Des réfugiés accueillis dans 587 clubs allemands
« Tout de suite après le déclenchement de la guerre russe d’agression contre l’Ukraine, la fondation a lancé en programme pour les clubs de foot qui ont soutenu les réfugiés ukrainiens, indique une porte-parole de l’organisation. Au total, 587 clubs de foot ont chacun reçu une prime de 500 euros, pour financer des licences, des équipements par exemple. Avec l’aide du commissaire du gouvernement fédéral aux migrations, ce sont 293.500 euros qui ont été versés. »
Depuis février 2022, la fondation, appuyée par différents partenaires, a financé pour 10 millions d’euros d’aides diverses à l’Ukraine, souvent à destination des jeunes, mais pas seulement. « Nous avons fourni par exemple de la nourriture et aidé à la réparation d’infrastructures, ou encore soutenu la Fondation Klitschko. » Cette organisation caritative a été créée par l’ancien boxeur Wladimir Klitschko, frère de Vitali, autre champion du monde poids lourds devenu maire de Kiev.
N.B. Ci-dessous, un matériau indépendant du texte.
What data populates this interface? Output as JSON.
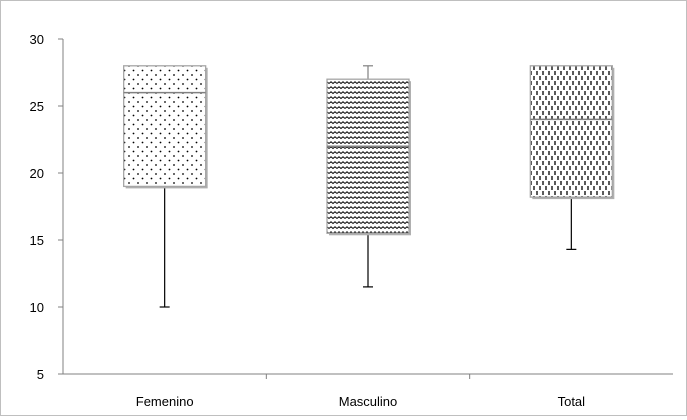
{
  "chart_data": {
    "type": "box",
    "title": "",
    "xlabel": "",
    "ylabel": "",
    "ylim": [
      5,
      30
    ],
    "yticks": [
      5,
      10,
      15,
      20,
      25,
      30
    ],
    "grid": false,
    "categories": [
      "Femenino",
      "Masculino",
      "Total"
    ],
    "series": [
      {
        "category": "Femenino",
        "min": 10,
        "q1": 19,
        "median": 26,
        "q3": 28,
        "max": 28,
        "pattern": "dots"
      },
      {
        "category": "Masculino",
        "min": 11.5,
        "q1": 15.5,
        "median": 22,
        "q3": 27,
        "max": 28,
        "pattern": "waves"
      },
      {
        "category": "Total",
        "min": 14.3,
        "q1": 18.2,
        "median": 24,
        "q3": 28,
        "max": 28,
        "pattern": "vertical-dashes"
      }
    ]
  }
}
« Mais des équipes et des athlètes d’autres sports reçoivent aussi du soutien », reprend Danylo Cherkashenko, en citant des compatriotes plongeurs accueillis à Aix-la-Chapelle pour préparer le championnat d'Europe 2022, ou l’équipe de handball du Motor Zaporijia, championne d’Ukraine hébergée en Bundesliga 2 lors de la saison 2022-2023.
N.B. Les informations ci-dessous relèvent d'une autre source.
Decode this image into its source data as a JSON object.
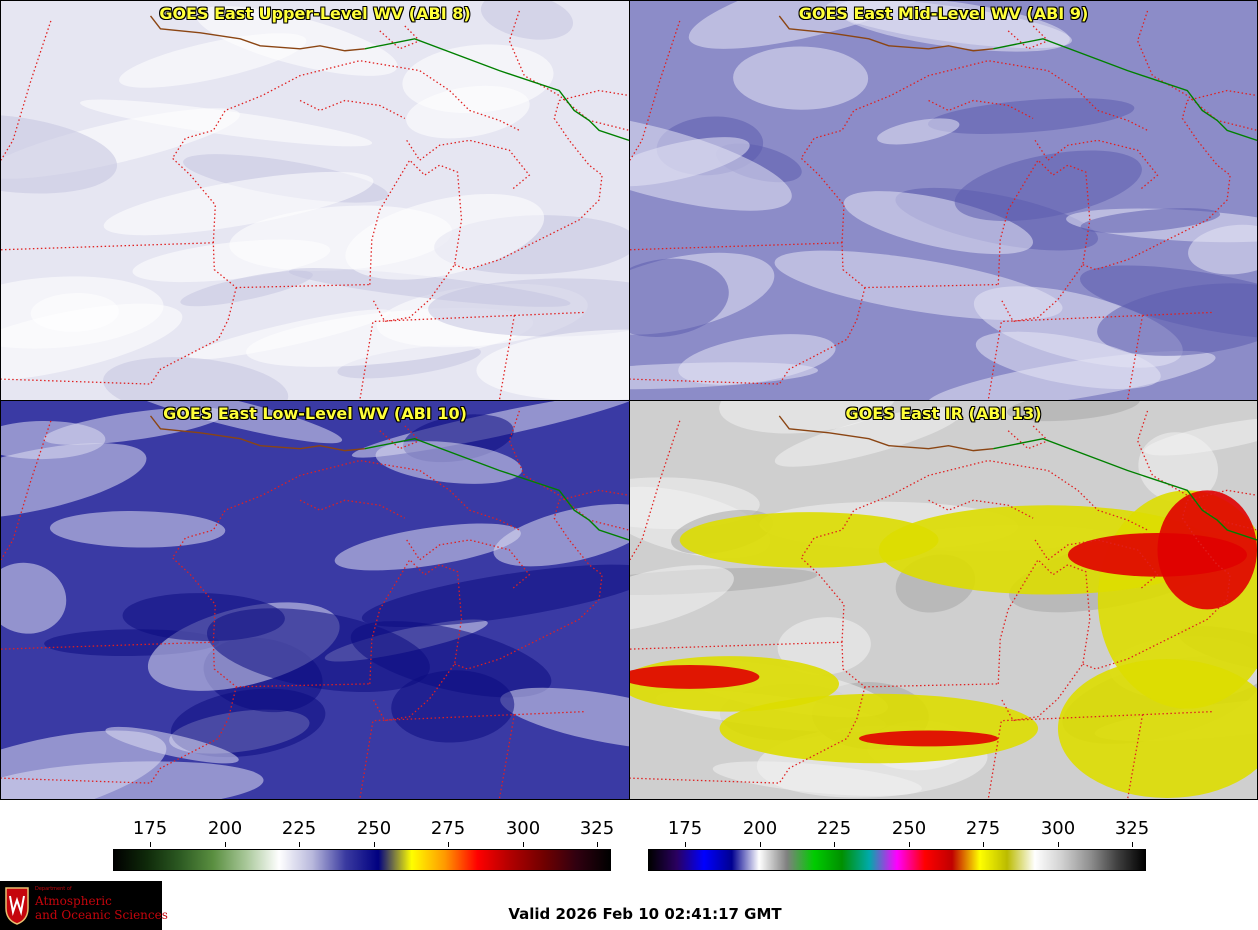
{
  "panels": [
    {
      "id": "ul",
      "title": "GOES East Upper-Level WV (ABI 8)",
      "colormap": "wv"
    },
    {
      "id": "ur",
      "title": "GOES East Mid-Level WV (ABI 9)",
      "colormap": "wv"
    },
    {
      "id": "ll",
      "title": "GOES East Low-Level WV (ABI 10)",
      "colormap": "wv"
    },
    {
      "id": "lr",
      "title": "GOES East IR (ABI 13)",
      "colormap": "ir"
    }
  ],
  "colorbars": [
    {
      "name": "water-vapor-colorbar",
      "ticks": [
        "175",
        "200",
        "225",
        "250",
        "275",
        "300",
        "325"
      ],
      "range": [
        163,
        330
      ],
      "colors": [
        "#000000",
        "#0f2a0a",
        "#2c5a22",
        "#5a8f40",
        "#a9c89a",
        "#ffffff",
        "#b8b8dc",
        "#3a3aa0",
        "#000080",
        "#ffff00",
        "#ff9900",
        "#ff0000",
        "#b00000",
        "#700000",
        "#300010",
        "#000000"
      ]
    },
    {
      "name": "infrared-colorbar",
      "ticks": [
        "175",
        "200",
        "225",
        "250",
        "275",
        "300",
        "325"
      ],
      "range": [
        163,
        330
      ],
      "colors": [
        "#000000",
        "#2a0060",
        "#0000ff",
        "#000090",
        "#ffffff",
        "#808080",
        "#00cc00",
        "#009000",
        "#00aaaa",
        "#ff00ff",
        "#ff0000",
        "#c00000",
        "#ffff00",
        "#bbbb00",
        "#ffffff",
        "#d0d0d0",
        "#909090",
        "#404040",
        "#000000"
      ]
    }
  ],
  "logo": {
    "dept_line": "Department of",
    "name_line1": "Atmospheric",
    "name_line2": "and Oceanic Sciences"
  },
  "valid_time": "Valid 2026 Feb 10 02:41:17 GMT"
}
Cherkashenko prépare plus particulièrement le match de vendredi à Düsseldorf, près de son domicile d’Oberhausen, avec marche des fans jusqu’à la Merkur Spiel-Arena et présentation d’un guide pour les fans. Entre autres animations, il participera aussi activement à un festival de rue pour promouvoir « la culture, la nourriture et la société civile » ukrainiennes.
« Nous ne devons pas oublier que les fans les plus actifs, les ultras, sont restés à la maison et défendent notre pays. C’est pour cela que la majorité des gens dans le stade seront des femmes et des enfants. » Et la Zbirna pourra-t-elle compter sur le soutien des Allemands ? La fondation DFB-Stiftung Egidius Braun n’a pas souhaité répondre aux questions trop politiques. Danylo Cherkashenko, si.
« « Je l’espère ! Au début, le drapeau ukrainien était un signe de paix, que l’on pouvait voir dans chaque ville, chaque manifestation. Mais malheureusement, il y a aussi des gens qui ne souhaitent pas que notre équipe réussisse. Il y a pas mal de commentaires haineux sur les réseaux sociaux allemands, qui conseillent à nos joueurs de défendre leur pays. Beaucoup ne comprennent pas que l’on puisse jouer au football en ce moment. Mais ce sont pour la plupart des populistes d’extrême droite et des sympathisants de Poutine. Il faut les ignorer. » »
Pas facile. Mardi dernier, 73 des 77 députés de l’AFD (extrême droite) au Bundestag, ainsi que les 10 élus du BSW (gauche radicale) ont boycotté le discours de Volodymyr Zelensky devant la chambre basse du Parlement allemand. Or, les deux partis ont terminé deuxième et cinquième des dernières élections européennes dans le pays, avec respectivement 15,9 % et 6,2 % des voix.